This is a guest post from Laura Kirsop, a London
primary school teacher with a passion for technology -- and a
desire to see ICT change to benefit teachers and their pupils
equally.
A lot of primary school
teachers in the UK want to get their students' ICT skills up to scratch but they face a multitude of barriers
that are hard to shift.
Firstly (and rather crucially), there is a lack of working
computers in most schools. As a supply teacher working in London
schools I'd flinch if ICT was on the timetable. Usually this meant
shepherding children into a suite of aging PCs where a significant
percentage were broken or working painfully slowly. Sometimes it
meant dragging a trolley of laptops down a corridor to find out a
bunch of them hadn't been charged and most of them couldn't connect
to the internet.
A lot of our students (and not just the affluent ones) have much
better computers at home and so to them ICT lessons are a joke
because of the school hardware being substandard or badly
maintained. Most ICT lessons start with the sound of moaning about
how long the computer takes to log on. Some schools manage to raise
money or assign budgets carefully and get their equipment up to
date, but unfortunately for most schools it is not a priority or
perhaps just impossible when faced with a multitude of other
issues.
Networking and internet access is another huge problem. Most
schools, it seems to me, are yet to have a connection capable of
allowing a whole class to use the internet at once.
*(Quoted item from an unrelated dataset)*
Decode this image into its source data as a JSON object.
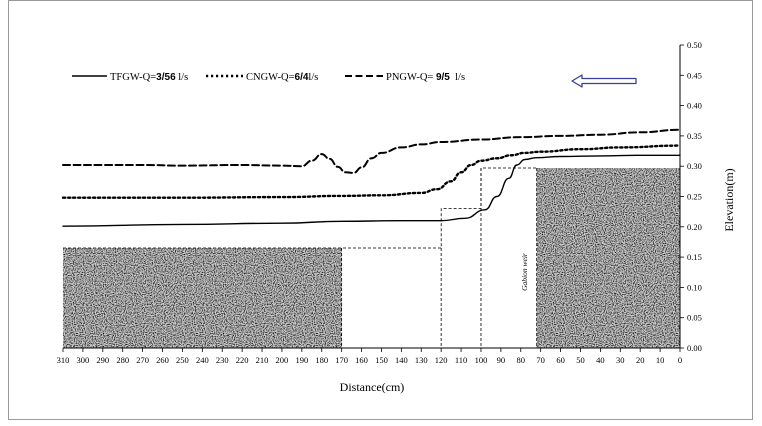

Want to get
your whole class on CodeAcademy?
No way. Want them all to visit a particular site and do some
research? You're joking. It is that bad. Walk into most primary
schools and ask to connect to their Wi-Fi and people will stare
blankly or laugh. This is mostly because the one time they had a
quote for getting Wi-Fi throughout the building they were told
their walls were super thick and so it would cost them a huge(ly
inflated) sum of money.E-Safety is important. I want students to stay safe and be great consumers and producers of internet content but we have gone too far. How are they going to learn to use the internet if half of it is missing? Moreover, what does the world gain if we bore our children to death talking about how dangerous the online world is all the time?
Imagine a parallel world where you are the ICT coordinator of a school and all of what we've talked about so far isn't a problem. You want the kids in your school to learn some awesome stuff like programming using Scratch or Lego Mindstorms. You want to get them blogging, podcasting or make a TV show that streams weekly on your website. Rad, you can do this with your class! But, chances are, none of the other teachers in your school can do it with theirs. It is not their fault. Perhaps they didn't grow up nerdy but (more likely) they do not really understand what technology education should look like and they are way too busy to find out.
I've sat through training for ICT coordinators that barely mentioned anything except online safety and internet resources for other subjects. Our kids are great at learning their times table facts by playing online games and typing up their work; they are considerably less great at understanding how computers work and creating their own games and online content. This has got to change right now or we will be doing a whole generation a disservice.
It doesn't help anyone to be problem oriented, so what are the solutions?
1. Schools need more money to buy and maintain up-to-date computing equipment. I don't mind how this happens but it is essential.
2. The government needs to provide schools with a ring-fenced budget to fund decent internet access.
3. There needs to be a universal whitelist of sites that are okay to access in schools, decided by a panel of experts.
4. We need to train our teachers better. Universities, LEAs and ICT coordinators need to up their game and the technology industry has to get more involved. We need programmers and developers in schools working with kids and teachers.